Solid Water blog

How to measure whether marketing spend drives sustainable growth

Spending on marketing is easy. Knowing whether that spending is driving growth that will compound over time, rather than activity that produces short-term numbers without lasting value, is harder.

The difference between activity and growth

Marketing activity produces metrics. Campaigns generate impressions, clicks, and sign-ups. Social posts generate engagement. Events generate leads. These numbers can all be moving in the right direction while the underlying business is not getting healthier.
Sustainable growth means acquiring customers who stay, whose lifetime value exceeds their acquisition cost by a meaningful margin, and whose presence in the product creates conditions for further growth through referral, upsell, or network effects. None of those things are captured by impressions or click-through rates.

The metrics that indicate sustainable growth

Cohort retention is the most revealing metric. If the customers acquired in month one are still active at month six, month twelve, and month eighteen at a similar or improving rate to those acquired in earlier months, the acquisition is producing durable customers. If retention is declining across cohorts, you may be acquiring more customers while actually getting worse at acquiring good ones.
CAC payback period tells you how quickly the business recovers the cost of acquiring a customer. If the payback period is lengthening even as the business grows, the growth is becoming less efficient over time. If it is shortening, the opposite is true.
Organic traffic and organic sign-ups as a proportion of total acquisition tell you whether the business is building a marketing asset, a brand, a body of content, a word-of-mouth reputation, that reduces its dependence on paid spend over time. A business where organic acquisition is growing as a share of total is building something sustainable. A business where paid spend is the only thing holding acquisition numbers up is building a dependency.

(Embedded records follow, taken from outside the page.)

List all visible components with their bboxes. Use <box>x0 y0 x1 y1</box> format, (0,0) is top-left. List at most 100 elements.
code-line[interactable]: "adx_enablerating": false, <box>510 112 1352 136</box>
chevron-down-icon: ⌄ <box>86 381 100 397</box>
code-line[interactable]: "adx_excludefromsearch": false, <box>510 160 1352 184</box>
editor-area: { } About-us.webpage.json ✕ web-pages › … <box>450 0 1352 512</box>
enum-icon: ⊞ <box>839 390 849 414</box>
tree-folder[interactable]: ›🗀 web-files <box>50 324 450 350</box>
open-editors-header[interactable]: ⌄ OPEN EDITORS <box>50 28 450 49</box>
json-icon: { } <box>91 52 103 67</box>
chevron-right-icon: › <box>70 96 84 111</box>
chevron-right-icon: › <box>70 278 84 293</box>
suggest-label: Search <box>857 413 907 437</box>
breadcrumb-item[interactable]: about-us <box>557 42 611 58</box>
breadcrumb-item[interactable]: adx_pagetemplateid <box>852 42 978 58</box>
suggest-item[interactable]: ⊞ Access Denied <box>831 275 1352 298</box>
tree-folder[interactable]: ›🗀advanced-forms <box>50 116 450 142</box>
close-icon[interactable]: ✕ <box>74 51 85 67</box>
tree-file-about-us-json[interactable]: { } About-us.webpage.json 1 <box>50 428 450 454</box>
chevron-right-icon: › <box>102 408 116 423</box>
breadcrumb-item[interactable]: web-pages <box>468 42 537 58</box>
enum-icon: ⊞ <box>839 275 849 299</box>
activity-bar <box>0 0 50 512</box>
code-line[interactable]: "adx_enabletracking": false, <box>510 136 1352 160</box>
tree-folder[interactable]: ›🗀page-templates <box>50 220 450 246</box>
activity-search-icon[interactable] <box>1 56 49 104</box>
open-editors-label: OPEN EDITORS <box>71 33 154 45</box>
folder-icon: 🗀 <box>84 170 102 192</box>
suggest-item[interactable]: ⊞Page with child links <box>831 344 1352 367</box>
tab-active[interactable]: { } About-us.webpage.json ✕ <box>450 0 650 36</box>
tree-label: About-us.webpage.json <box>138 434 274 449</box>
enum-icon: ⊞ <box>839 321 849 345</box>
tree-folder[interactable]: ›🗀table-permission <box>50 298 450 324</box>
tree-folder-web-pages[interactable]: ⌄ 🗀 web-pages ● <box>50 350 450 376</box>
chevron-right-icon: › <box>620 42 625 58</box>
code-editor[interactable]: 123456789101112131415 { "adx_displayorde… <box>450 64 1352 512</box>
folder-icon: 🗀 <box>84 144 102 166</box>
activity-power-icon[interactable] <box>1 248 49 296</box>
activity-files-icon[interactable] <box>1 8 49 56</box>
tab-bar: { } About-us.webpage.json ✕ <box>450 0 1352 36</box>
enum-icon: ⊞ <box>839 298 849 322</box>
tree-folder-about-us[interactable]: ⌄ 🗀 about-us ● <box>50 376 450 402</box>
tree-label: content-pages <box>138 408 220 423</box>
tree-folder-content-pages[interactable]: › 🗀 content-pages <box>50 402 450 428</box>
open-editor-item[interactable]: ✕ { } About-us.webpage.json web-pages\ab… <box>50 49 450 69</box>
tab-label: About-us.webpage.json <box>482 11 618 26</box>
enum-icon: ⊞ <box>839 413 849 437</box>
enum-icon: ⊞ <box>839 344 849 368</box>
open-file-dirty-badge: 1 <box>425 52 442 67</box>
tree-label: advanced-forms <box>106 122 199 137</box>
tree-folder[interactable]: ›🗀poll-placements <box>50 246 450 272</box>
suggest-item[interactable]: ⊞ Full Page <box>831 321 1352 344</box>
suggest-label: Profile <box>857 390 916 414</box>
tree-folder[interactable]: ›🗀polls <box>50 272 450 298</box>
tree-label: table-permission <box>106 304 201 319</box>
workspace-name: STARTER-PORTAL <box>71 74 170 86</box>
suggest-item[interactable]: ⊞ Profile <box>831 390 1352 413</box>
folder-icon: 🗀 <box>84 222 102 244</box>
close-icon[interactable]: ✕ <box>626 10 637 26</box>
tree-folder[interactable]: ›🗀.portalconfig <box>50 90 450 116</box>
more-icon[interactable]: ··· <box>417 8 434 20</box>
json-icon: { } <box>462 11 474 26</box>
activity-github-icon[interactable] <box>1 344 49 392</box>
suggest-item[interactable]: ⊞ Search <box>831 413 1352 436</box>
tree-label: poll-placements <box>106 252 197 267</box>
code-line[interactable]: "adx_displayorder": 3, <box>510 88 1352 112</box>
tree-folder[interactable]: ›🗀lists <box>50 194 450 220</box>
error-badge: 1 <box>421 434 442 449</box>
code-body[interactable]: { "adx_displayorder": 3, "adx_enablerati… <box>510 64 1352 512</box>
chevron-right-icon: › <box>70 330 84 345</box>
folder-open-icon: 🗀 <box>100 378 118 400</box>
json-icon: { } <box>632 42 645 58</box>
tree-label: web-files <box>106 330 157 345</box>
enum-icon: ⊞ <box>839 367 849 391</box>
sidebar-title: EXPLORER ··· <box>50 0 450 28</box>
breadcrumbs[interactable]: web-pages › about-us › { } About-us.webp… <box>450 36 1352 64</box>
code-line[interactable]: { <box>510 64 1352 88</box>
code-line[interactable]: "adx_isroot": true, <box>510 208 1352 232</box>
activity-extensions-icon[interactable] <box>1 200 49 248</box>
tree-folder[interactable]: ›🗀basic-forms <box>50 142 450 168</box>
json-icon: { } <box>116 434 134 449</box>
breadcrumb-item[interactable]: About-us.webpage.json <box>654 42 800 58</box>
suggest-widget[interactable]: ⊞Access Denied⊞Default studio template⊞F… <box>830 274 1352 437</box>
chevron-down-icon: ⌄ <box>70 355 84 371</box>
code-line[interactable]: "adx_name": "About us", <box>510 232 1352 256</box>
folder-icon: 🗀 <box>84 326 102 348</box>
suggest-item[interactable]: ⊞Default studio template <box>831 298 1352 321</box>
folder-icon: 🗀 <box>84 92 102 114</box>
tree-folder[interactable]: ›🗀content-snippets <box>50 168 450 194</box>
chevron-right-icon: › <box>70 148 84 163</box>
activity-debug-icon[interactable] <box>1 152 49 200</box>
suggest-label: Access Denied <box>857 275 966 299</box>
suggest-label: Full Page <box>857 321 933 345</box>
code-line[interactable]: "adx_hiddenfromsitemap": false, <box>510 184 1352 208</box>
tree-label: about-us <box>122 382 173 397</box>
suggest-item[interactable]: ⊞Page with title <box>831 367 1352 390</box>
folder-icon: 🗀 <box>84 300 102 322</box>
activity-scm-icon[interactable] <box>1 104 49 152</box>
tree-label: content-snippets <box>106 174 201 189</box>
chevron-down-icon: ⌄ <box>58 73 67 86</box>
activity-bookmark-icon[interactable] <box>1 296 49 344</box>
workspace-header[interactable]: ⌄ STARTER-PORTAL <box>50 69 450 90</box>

The question to ask every quarter

If we stopped all paid marketing spend today, what would happen to new customer acquisition over the next three months? The answer to that question reveals how much of the growth is structural and how much is purchased. The gap between those two is the measure of how much marketing work has built something lasting versus how much has bought temporary results.
Sustainable growth means the business gets better at growing over time, not just bigger. Cohort retention, organic acquisition share, and CAC trend tell you whether that is happening.